米ニューヨークのサザビーズで14日、ティラノサウルス・レックス(T・レックス)の骨格標本が5010万ドル(約81億円)で落札された。10分間にわたる激しい競り合いの末、恐竜の化石としては過去最高額を記録した。

保存状態の良い「ガス」

落札された骨格標本は、183個の化石化した骨から構成され、世界で最も保存状態の良いT・レックスの骨格の一つとされる。2021年に米サウスダコタ州の牧場で発見され、「ガス(Gus)」の愛称で知られる。骨格の全長は約11.6メートルで、これまでに発見されたT・レックスの中でも最大級。骨格全体の約63%が見つかっており、「完全度」が高いと評価されている。

落札者非公開、市場過熱に懸念

落札者の情報は公開されていない。

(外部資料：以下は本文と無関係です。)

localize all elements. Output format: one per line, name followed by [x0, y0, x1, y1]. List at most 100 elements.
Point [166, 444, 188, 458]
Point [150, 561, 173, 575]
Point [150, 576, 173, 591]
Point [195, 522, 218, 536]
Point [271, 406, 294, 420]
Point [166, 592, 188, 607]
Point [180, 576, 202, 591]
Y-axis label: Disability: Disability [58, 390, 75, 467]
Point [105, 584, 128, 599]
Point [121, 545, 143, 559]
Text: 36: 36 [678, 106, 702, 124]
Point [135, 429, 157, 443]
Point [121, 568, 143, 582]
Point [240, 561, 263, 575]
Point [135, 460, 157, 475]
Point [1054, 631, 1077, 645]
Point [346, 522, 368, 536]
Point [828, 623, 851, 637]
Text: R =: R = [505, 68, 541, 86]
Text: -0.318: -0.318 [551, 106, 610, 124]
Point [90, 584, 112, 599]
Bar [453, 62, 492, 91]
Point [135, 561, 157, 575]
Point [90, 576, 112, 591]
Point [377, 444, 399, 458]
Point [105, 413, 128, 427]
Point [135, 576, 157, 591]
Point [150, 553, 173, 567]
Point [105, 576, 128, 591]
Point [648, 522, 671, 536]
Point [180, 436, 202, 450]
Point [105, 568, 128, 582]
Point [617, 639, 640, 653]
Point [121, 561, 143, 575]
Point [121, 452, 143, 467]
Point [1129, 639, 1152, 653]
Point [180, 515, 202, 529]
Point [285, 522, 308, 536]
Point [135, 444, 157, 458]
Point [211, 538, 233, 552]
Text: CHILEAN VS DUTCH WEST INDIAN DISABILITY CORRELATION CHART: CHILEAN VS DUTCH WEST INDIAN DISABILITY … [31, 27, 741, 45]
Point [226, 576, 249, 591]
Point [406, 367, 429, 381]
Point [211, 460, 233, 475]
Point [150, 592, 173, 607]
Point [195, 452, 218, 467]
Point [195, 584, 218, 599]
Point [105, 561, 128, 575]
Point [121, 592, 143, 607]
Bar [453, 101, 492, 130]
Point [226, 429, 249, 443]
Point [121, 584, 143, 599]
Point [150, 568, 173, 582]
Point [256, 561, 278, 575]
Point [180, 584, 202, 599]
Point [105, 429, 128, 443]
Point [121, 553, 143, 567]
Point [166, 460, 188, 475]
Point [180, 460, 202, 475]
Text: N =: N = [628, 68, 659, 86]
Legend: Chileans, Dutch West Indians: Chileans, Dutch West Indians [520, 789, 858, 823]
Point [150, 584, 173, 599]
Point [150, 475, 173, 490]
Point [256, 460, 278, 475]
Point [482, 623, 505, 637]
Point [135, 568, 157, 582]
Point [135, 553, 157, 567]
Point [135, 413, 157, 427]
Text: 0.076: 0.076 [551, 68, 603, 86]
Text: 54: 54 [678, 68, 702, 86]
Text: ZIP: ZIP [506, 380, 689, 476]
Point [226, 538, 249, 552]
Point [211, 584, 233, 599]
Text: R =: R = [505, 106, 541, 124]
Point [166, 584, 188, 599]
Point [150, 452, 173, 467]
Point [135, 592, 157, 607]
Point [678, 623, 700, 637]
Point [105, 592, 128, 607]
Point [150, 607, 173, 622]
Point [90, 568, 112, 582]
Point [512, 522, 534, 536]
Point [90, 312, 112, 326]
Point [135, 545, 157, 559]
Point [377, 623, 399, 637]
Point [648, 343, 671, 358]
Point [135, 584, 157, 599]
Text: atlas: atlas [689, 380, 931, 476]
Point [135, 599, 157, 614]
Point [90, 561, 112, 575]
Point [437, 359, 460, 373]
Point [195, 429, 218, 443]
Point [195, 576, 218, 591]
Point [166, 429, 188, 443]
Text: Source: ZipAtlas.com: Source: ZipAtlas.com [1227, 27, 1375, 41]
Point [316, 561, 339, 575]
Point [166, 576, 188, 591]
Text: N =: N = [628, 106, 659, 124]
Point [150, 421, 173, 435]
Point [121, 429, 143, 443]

近年、恐竜の骨格標本市場は過熱しており、一部の古生物学者からは、貴重な標本が公共の学術機関から個人の手に渡ってしまうとして批判的な声が上がっている。これまでの骨格標本の最高落札額は、2024年に落札されたステゴサウルス「エイペックス(Apex)」の4460万ドル(約72億円)だった。